BANGKOK — Sex workers and NGOs said Thursday the police have taken the right step by agreeing to adopt a more “humane” approach when arresting suspects on prostitution charges. 

In what they called a “round one” victory, sex work advocates toasted (non-alcoholic) punch to celebrate new protocols which ban sexual intercourse during sting operations, parading sex workers in front of the press, and allowing media inside raided venues. 

Passports of foreign sex workers will also no longer be stamped with a message saying they were arrested for prostitution, according to a police memo unveiled today at a panel discussion held in Bangkok. 

“Stamping passports of foreign sex workers is against their freedom to travel,” activist Mai Chanta said. 

Activists give a toast to celebrate the police’s new policies.

Under the previous system, anybody caught in an anti-prostitution raid could no longer re-enter Thailand or travel to countries where prostitution is a crime.

Mai also hopes the new measures will put an end to the media’s habit of publishing photos of sex workers when they are arrested. Some moral vigilante Facebook pages even release names, frontal pictures, and IDs of sex workers in an attempt to shame them, she said. 

“Many media organizations take photos without asking for permission and without caring for their feelings,” the activist said. 

Although prostitution is widely practiced in Thailand, it is illegal under a 1996 law which carries a one-month jail term. There are about 200,000 to 300,000 sex workers in the Kingdom, according to activist groups. 

The law is rarely enforced, but raids on brothels continue from time to time, often with media in tow. Mai said the police and media cause further emotional harm when reporters are allowed to ask sex workers inappropriate questions after raids. 

Leading the call for the decent treatment of sex workers is the advocacy group Empower Foundation. The network has been working with the National Human Rights Commission for years to pressure police into respecting the basic rights of sex workers during arrests. 

The police memo shown at the event.

Commissioner Angkhana Neelapaijit said she made recommendations back in February, but the breakthrough came in June when the national police issued new protocols to its forces. 

At today’s event, Angkhana also showed a police memo dated June 26 which bans officers from having sex with suspects in sting operations. The practice has been repeatedly condemned by various NGOs as a breach of civil rights. 

The letter also stated that police must strictly “inform [sex workers] of their rights” and allow them to contact their relatives and a lawyer.

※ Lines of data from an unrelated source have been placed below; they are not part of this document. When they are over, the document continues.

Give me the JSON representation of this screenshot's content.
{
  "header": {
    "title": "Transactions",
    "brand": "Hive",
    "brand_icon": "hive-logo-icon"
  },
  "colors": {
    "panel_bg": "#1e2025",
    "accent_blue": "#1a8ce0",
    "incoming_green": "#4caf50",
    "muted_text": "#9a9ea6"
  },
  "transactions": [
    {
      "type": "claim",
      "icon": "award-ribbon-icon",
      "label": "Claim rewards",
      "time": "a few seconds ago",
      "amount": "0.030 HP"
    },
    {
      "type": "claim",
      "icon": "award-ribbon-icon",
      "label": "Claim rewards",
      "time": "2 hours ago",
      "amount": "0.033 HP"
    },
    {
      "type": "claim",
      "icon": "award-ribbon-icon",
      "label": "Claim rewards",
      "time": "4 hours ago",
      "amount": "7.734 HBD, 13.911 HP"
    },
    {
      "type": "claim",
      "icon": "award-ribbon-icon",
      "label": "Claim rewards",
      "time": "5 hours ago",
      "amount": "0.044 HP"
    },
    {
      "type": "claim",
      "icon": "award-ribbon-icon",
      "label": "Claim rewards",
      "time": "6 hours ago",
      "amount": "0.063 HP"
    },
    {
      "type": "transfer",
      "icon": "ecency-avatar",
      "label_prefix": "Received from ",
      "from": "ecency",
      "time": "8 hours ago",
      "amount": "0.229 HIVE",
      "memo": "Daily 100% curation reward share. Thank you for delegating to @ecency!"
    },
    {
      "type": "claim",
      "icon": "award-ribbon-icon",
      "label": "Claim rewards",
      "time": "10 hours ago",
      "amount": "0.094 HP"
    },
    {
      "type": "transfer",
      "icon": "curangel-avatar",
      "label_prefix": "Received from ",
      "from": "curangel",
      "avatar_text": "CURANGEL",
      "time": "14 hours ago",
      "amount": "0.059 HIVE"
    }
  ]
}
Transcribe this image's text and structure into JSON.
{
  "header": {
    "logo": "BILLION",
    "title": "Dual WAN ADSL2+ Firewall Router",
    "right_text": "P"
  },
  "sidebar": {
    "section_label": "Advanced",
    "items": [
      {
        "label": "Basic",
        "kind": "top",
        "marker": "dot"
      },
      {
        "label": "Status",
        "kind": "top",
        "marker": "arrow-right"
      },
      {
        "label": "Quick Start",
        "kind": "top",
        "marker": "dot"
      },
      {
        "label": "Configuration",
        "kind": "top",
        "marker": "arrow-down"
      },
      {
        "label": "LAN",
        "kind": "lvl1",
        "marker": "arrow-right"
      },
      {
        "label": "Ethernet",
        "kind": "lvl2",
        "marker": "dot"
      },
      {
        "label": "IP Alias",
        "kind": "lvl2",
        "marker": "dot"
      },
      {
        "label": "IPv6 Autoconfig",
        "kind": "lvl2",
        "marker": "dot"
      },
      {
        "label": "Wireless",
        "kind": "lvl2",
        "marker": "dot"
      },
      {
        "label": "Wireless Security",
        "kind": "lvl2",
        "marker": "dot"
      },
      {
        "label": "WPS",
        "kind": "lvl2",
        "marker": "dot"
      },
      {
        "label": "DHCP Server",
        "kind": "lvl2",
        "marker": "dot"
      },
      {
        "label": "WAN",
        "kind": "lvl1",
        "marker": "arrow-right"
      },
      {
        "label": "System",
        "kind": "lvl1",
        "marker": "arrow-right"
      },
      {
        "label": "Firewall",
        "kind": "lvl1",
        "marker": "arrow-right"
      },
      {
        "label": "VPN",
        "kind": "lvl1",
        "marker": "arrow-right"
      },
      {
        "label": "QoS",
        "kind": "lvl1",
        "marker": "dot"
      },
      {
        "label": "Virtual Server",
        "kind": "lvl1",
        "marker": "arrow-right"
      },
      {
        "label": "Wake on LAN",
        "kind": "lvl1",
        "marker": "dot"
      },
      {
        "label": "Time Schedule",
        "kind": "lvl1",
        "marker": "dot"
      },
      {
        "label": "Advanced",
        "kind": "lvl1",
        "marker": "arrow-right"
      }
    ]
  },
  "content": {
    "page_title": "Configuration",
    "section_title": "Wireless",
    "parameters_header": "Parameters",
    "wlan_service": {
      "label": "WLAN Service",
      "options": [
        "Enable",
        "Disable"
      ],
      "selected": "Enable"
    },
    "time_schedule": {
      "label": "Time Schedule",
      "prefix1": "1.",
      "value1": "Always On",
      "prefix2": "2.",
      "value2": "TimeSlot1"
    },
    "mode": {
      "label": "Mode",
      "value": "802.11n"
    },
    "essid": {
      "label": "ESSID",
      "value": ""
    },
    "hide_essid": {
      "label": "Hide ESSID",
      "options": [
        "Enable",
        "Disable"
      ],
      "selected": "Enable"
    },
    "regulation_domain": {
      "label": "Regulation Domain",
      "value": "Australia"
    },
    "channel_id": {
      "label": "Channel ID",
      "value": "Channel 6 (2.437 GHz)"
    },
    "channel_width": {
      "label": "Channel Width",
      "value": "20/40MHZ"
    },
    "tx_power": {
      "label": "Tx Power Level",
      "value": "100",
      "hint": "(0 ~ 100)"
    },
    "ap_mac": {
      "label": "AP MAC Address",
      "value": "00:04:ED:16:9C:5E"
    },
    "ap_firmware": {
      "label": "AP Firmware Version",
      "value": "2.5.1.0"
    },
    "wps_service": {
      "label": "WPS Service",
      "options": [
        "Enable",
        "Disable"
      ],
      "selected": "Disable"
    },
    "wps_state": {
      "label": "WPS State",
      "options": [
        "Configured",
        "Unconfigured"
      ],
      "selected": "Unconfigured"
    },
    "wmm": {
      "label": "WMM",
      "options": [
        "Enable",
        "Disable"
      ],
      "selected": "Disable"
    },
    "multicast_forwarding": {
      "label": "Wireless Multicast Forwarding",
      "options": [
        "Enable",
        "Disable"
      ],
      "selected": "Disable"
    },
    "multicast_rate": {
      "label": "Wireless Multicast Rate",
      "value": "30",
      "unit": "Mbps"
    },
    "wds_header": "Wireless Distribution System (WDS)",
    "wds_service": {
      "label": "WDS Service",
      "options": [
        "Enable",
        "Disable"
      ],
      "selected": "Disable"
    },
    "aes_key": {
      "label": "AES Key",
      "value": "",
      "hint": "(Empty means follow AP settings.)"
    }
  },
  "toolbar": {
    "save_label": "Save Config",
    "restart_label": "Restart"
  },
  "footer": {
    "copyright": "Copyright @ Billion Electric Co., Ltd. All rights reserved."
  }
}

“Interrogation or questioning… must not be conducted using questions that add emotional injury or hurt the person’s feelings,” the letter stated.  

Anyone kept as a witness should also be housed in accommodation appropriate to a witness and not in a detention center. 

But it is unclear whether the memo will be actually implemented. Previous orders by the police and government to stop parading suspects in news conferences and “crime reenactments” have often gone unheeded. 

Three female police officers were in the audience at today’s discussion. One of them said arrests will have to continue as long as prostitution remains outlawed. 

But Empower Foundation on Thursday vowed to push for the eventual decriminalization of sex work.

“We must forge an understanding in society. We don’t sell ourselves, we sell a service!” foundation activist and sex worker Sirisak Chaithet said at the event. “Once it’s done, we say bye. It’s not like they are buying our hands or mouths or will cut them.”

He continued, “Our dignity as a human being is still intact.”